Binding of octopamine to membranes from the white‐eyed and wild‐type housefly heads

Abstract

In attempting to develop an octopamine (OA) receptor preparation with ready access to large amounts of tissue, we examined the binding of OA to membranes from the heads of white and red houseflies (Musca domestica L.). Binding was dependent on the presence of L‐ascorbic acid in the medium. However, equilibrium was reached only over 24–36 h at 4°C and reversal of binding was also slow and incomplete. Scatchard analysis revealed at least two binding sites in the white‐eyed housefly. A high‐affinity site (K_d = 13.9 nM and B_max = 3.9 pmol/mg protein) was present, but the majority of the binding had low affinity (K_d = 1130 nM and B_max = 165 pmol/mg protein). Scatchard analysis revealed a low affinity in the red‐eyed housefly (K_d = 240 nM and B_max = 12 pmol/mg protein). Catecholamines were the best competitors for OA binding followed by phenolamines such as OA and synephrine. 5‐Hydroxytryptamine was less effective. Phentolamine and mianserin, which are good antagonists of the ability of OA to stimulate adenylate cyclase in housefly head membranes, and formamidine and imidazolines, which are potent partial agonists of this adenylate cyclase, were poor competitors of OA binding.

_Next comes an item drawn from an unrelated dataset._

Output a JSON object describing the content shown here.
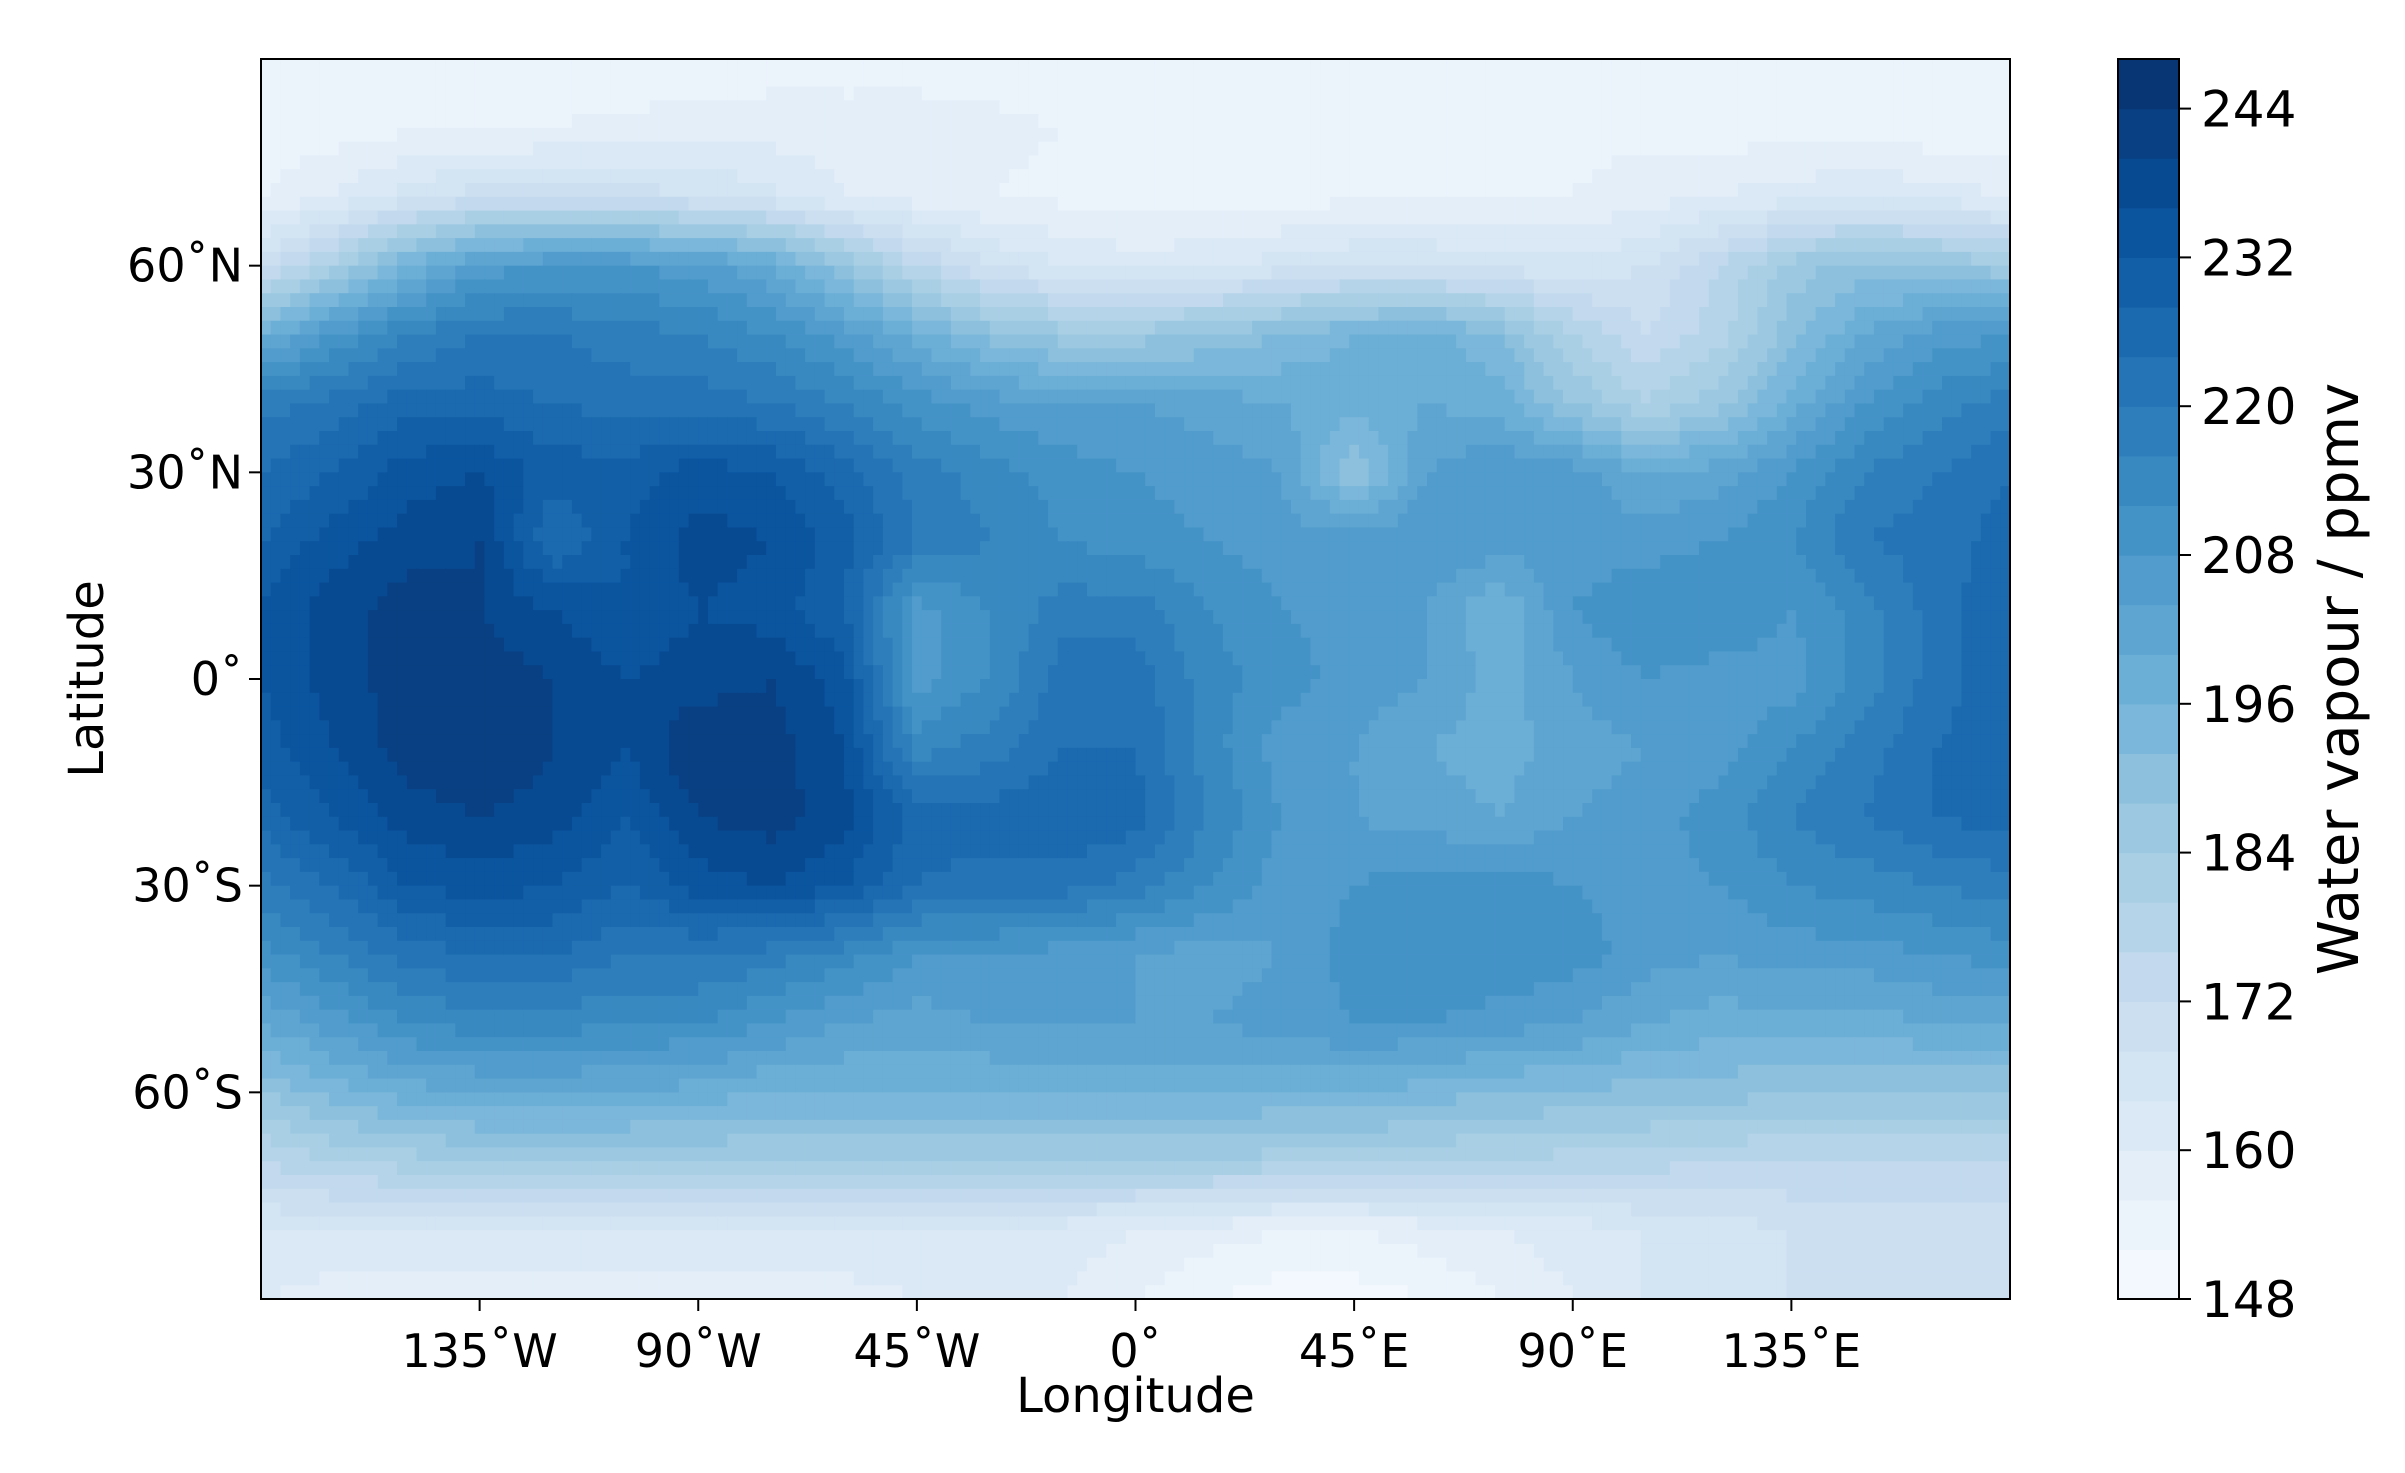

The slow kinetics, low affinity, large amount, and unconventional pharmacological profile of this binding is not congruent with it being a neuroreceptor. When the brain was dissected free from the head, less than 10% of the total specific binding of OA was found in the brain membrane fraction. This suggests that most of the binding of OA may be to cuticular sites that possibly are associated with the metabolism of catecholamines in cuticular synthesis. Thus, binding studies made with labeled catecholamines and phenolamines on insect tissues containing significant cuticular elements should be interpreted with caution.